An imaginative good time
by Molly Templeton
MONSTERS VS. ALIENS: Directed by Conrad Vernon and Rob Letterman. Written by Letterman, Maya Forbes, Wallace Wolodarsky, Jonathan Aibel and Glenn Berger. Story by Letterman and Vernon. Starring the voices of Reese Witherspoon, Seth Rogen, Hugh Laurie, Will Arnett, Rainn Wilson and Stephen Colbert. Dreamworks/Paramount, 2009. PG. 94 min.
Monsters vs. Aliens gets its flashiest 3D moment out of the way quickly, and with little fuss: Early on, a geek in a research facility bounces his paddle-ball thingie right close to your face. After that, the 3D is mostly just there to look cool, especially in space, where planetary rings and asteroids drift prettily along. What isn’t drifting nicely is the ship belonging to Galaxxhar (Rainn Wilson), who needs this cosmic rock thing for some totally unclear purpose. Mostly he just wants it. He’s one of those old-school alien baddies, just trying to take over the world, no worries.

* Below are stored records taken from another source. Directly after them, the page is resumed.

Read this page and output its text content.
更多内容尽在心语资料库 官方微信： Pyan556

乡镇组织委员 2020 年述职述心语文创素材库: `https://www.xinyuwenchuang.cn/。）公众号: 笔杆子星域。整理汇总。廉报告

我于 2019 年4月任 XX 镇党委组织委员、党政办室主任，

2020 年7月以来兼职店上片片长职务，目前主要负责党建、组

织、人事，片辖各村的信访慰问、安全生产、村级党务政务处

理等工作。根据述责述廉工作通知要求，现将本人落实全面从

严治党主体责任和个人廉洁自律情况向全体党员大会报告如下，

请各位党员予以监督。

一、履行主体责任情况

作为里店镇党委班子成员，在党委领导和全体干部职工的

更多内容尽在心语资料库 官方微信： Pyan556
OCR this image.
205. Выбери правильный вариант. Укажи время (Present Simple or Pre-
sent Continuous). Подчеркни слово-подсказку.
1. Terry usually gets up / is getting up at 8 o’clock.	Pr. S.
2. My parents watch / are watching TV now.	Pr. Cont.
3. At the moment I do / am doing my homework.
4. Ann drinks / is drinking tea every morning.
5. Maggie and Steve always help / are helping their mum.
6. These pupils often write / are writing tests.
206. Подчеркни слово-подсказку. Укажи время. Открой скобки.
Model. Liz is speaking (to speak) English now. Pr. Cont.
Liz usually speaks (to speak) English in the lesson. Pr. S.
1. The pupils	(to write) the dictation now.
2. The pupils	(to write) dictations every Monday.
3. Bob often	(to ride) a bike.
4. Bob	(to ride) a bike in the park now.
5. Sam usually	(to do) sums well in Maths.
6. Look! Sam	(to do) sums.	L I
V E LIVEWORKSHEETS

The cosmic rock, meanwhile, has turned doormat Susan Murphy (Reese Witherspoon) into the (almost) 50-foot woman, in the process making her ineligible for marriage to her self-obsessed fiancé, Derek (Paul Rudd). (Fifty-foot fiancées are hard to keep quietly at home, and they do, as Derek points out, cast quite a shadow.) After her growth spurt, Susan is quickly picked up by the military, led by the puffed-chest General W.R. Monger (Kiefer Sutherland), who’s not really all that bad. In a top-secret facility, she gets a new name (Ginormica!) and meets her new best buds: the Missing Link (Will Arnett), an ancient fish-man; B.O.B. (Seth Rogen), a blue blob that resulted from a tomato incident; Dr. Cockroach (Hugh Laurie), whose appearance is the result of his own experimentations; and Insectosaurus, who, er, actually, no one bothers to mention where the giant grub-creature came from. But despite its towering size, Insectosaurus is easily led, provided you have a large enough light.
So there you have it: Monsters — borrowed here and there from the catalog of old movies — versus aliens, or at least an alien. It would be overly generous to say that MvA makes the most of this appealing premise, but it would be needlessly unkind to say that it entirely fails to live up to it, either. Everyone involved — from Witherspoon down to Amy Poehler, who voices Galaxharr’s computer — appears to be having a good time, but a good time is all there is to the movie. (Not that there’s anything wrong with that.) Sure, Susan learns that she’s capable of more than she expected, and it’s refreshing to watch the second animated feature this year in which the lead is a) female and b) not giddily wedded at the end.
But MvA remains shallow and giggle-worthy rather than smartly funny, despite (or maybe because of) its attempts to walk a careful line between snot rocket jokes and Close Encounters of the Third Kind references. Though many of the references are fairly gentle, the Close Encounters moment just might be the movie’s best: When the president (Stephen Colbert) ventures forth to meet Galaxharr’s alien robot probe, he doesn’t speechify; he reaches for a small synthesizer. Neither Encounters’ famous five-note melody, the Vulcan hand sign nor the theme from Beverly Hills Cop does the trick, but the attempt to communicate with an alien robot through various touchstones of pop culture is smartly charming. As the characters zoom off into battle with their interstellar adversary, however, the smart tone gets knocked out of the way in the kerfuffle. It all looks spiffy, sure. But looks, like size, aren’t everything.